Binding of HIV-1 virions or gp120-anti-gp120 immune complexes to HIV-1- infected quiescent peripheral blood mononuclear cells reveals latent infection

• Published in: The Journal of immunology (1950) Vol. 156; no. 10; pp. 3994 - 4004
• Main Authors: Briant, L, Coudronniere, N, Robert-Hebmann, V, Benkirane, M, Devaux, C
• Format: Journal Article
• Language: English
• Published: United States Am Assoc Immnol 15.05.1996
• Subjects: AIDS/HIV; Antigen-Antibody Complex - metabolism; Base Sequence; CD8-Positive T-Lymphocytes - immunology; Genome, Viral; HIV Antibodies - metabolism; HIV Envelope Protein gp120 - immunology; HIV Envelope Protein gp120 - metabolism; HIV Infections - immunology; HIV-1 - immunology; HIV-1 - metabolism; human immunodeficiency virus 1; Humans; Interphase - immunology; Leukocytes, Mononuclear - immunology; Leukocytes, Mononuclear - metabolism; Lymphocyte Activation; Lymphocyte Depletion; Molecular Sequence Data; NF-kappa B - metabolism; Transcription Factor AP-1 - metabolism; Transcription, Genetic - immunology; Virion - immunology; Virion - metabolism; Virus Integration - immunology; Virus Latency - immunology
• ISSN: 0022-1767; 1550-6606
• DOI: 10.4049/jimmunol.156.10.3994

HIV-1-infected quiescent CD4+ cells harbor the virus in an inactive state until subsequent activation.

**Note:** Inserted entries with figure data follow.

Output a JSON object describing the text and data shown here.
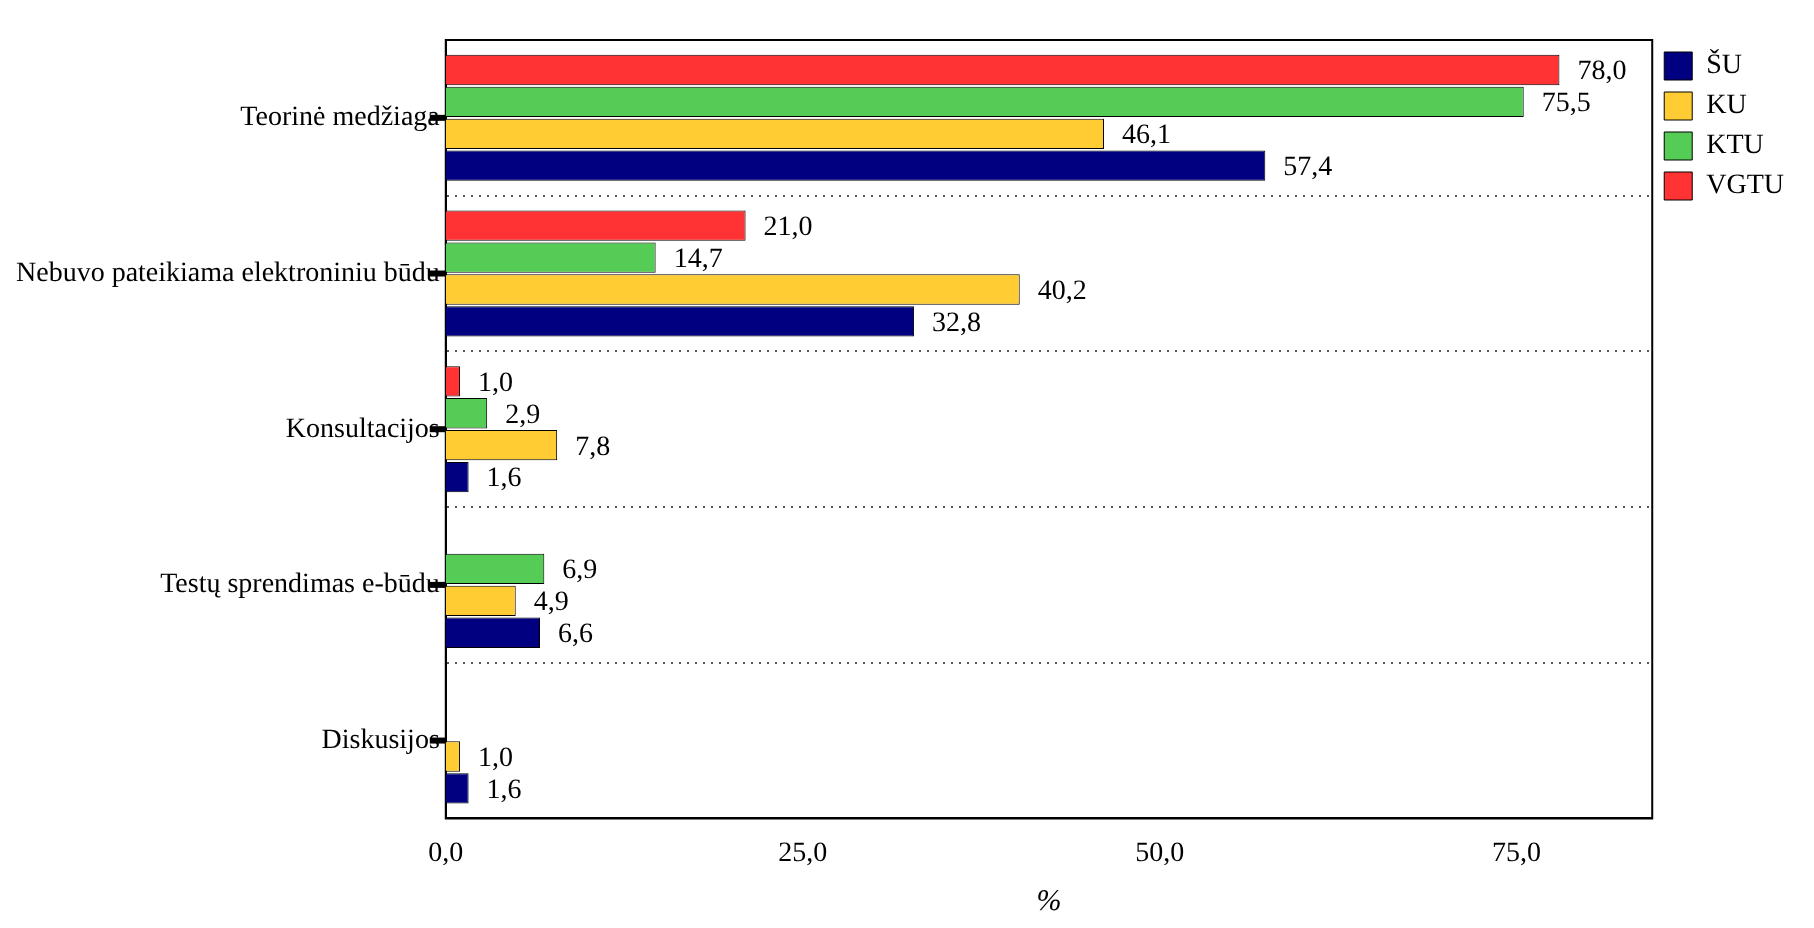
{
  "chart_data": {
    "type": "bar",
    "orientation": "horizontal",
    "xlabel": "%",
    "categories": [
      "Teorinė medžiaga",
      "Nebuvo pateikiama elektroniniu būdu",
      "Konsultacijos",
      "Testų sprendimas e-būdu",
      "Diskusijos"
    ],
    "series": [
      {
        "name": "ŠU",
        "color": "#000080",
        "values": [
          57.4,
          32.8,
          1.6,
          6.6,
          1.6
        ],
        "value_labels": [
          "57,4",
          "32,8",
          "1,6",
          "6,6",
          "1,6"
        ]
      },
      {
        "name": "KU",
        "color": "#ffcc33",
        "values": [
          46.1,
          40.2,
          7.8,
          4.9,
          1.0
        ],
        "value_labels": [
          "46,1",
          "40,2",
          "7,8",
          "4,9",
          "1,0"
        ]
      },
      {
        "name": "KTU",
        "color": "#55cc55",
        "values": [
          75.5,
          14.7,
          2.9,
          6.9,
          null
        ],
        "value_labels": [
          "75,5",
          "14,7",
          "2,9",
          "6,9",
          null
        ]
      },
      {
        "name": "VGTU",
        "color": "#ff3333",
        "values": [
          78.0,
          21.0,
          1.0,
          null,
          null
        ],
        "value_labels": [
          "78,0",
          "21,0",
          "1,0",
          null,
          null
        ]
      }
    ],
    "xlim": [
      0,
      84.5
    ],
    "xticks": [
      {
        "value": 0,
        "label": "0,0"
      },
      {
        "value": 25,
        "label": "25,0"
      },
      {
        "value": 50,
        "label": "50,0"
      },
      {
        "value": 75,
        "label": "75,0"
      }
    ],
    "grid": "y",
    "legend": "top right"
  }
}
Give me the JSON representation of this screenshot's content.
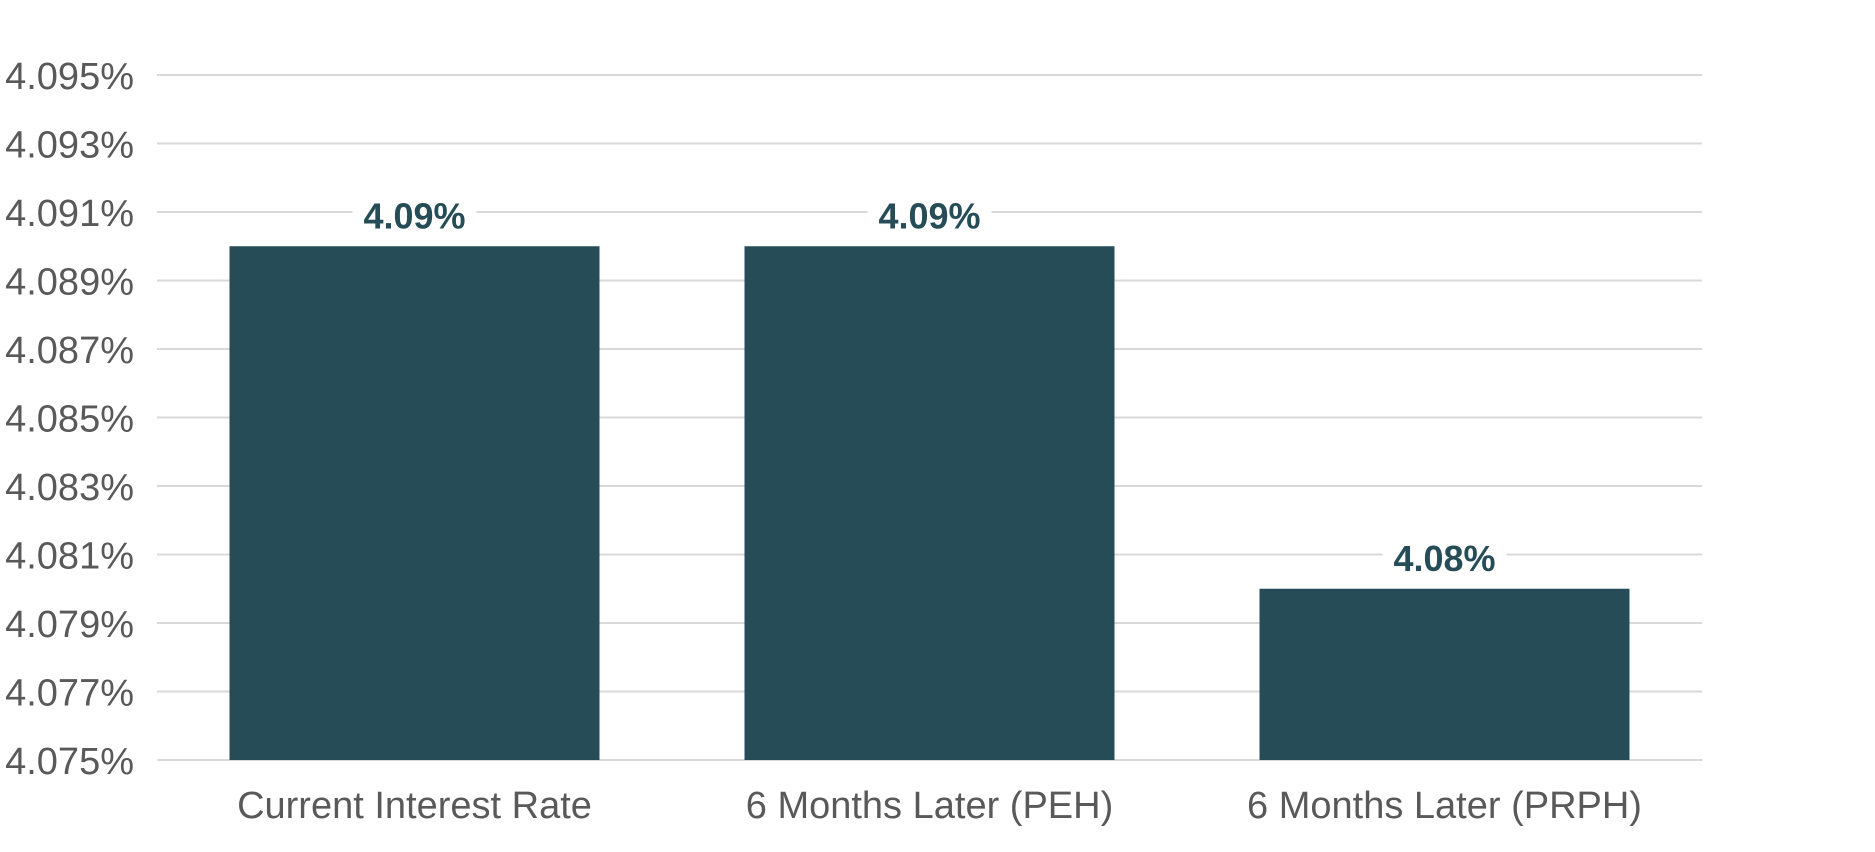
{
  "chart_data": {
    "type": "bar",
    "title": "",
    "xlabel": "",
    "ylabel": "",
    "categories": [
      "Current Interest Rate",
      "6 Months Later (PEH)",
      "6 Months Later (PRPH)"
    ],
    "values": [
      4.09,
      4.09,
      4.08
    ],
    "data_labels": [
      "4.09%",
      "4.09%",
      "4.08%"
    ],
    "ylim": [
      4.075,
      4.095
    ],
    "yticks": [
      4.075,
      4.077,
      4.079,
      4.081,
      4.083,
      4.085,
      4.087,
      4.089,
      4.091,
      4.093,
      4.095
    ],
    "ytick_labels": [
      "4.075%",
      "4.077%",
      "4.079%",
      "4.081%",
      "4.083%",
      "4.085%",
      "4.087%",
      "4.089%",
      "4.091%",
      "4.093%",
      "4.095%"
    ],
    "grid": true,
    "legend": "none",
    "colors": {
      "bar": "#264d57",
      "grid": "#d9d9d9",
      "tick_text": "#595959",
      "label_text": "#264d57"
    }
  }
}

The possibility that HIV-1 itself and the virus envelope glycoprotein 120 (gp120) might be important agents of this activation was investigated. The present data indicate that binding of heat-inactivated HIV-1 (iHIV-1) to infected resting PBMCs was sufficient to activate NF-kappa B and AP-1, to induce transition from the G0/G1 stage of the cell cycle to the S/G2/M stage, to induce cell surface expression of CD25, to stimulate provirus integration, and to commit cells to produce virus. The cumulative amount of HIV-1 produced by iHIV-1-stimulated cells strictly depended on the concentration of p24gag in the virion preparations used for stimulation. Moreover, virus production was not evidenced in infected resting cells exposed to iHIV-1 previously incubated with soluble CD4 (sCD4), indicating that activation requires a contact between HIV-1 envelope glycoproteins and cell surface CD4. Although soluble gp120 did not stimulate virus production, we found that transition to the S/G2/M stage of the cell cycle, cell surface expression of activation Ags, and virus production were stimulated by cross-linking of CD4 by gp120-anti-gp120 immune complexes. Finally, incubation of gp120-anti-gp120 immune complexes with sCD4 inhibited these effects. These findings suggest that virions and gp120 anti-gp120 immune complexes found in infected patients at all times of infection can stimulate virus production in CD4+ cells harboring HIV-1 in an inducible state.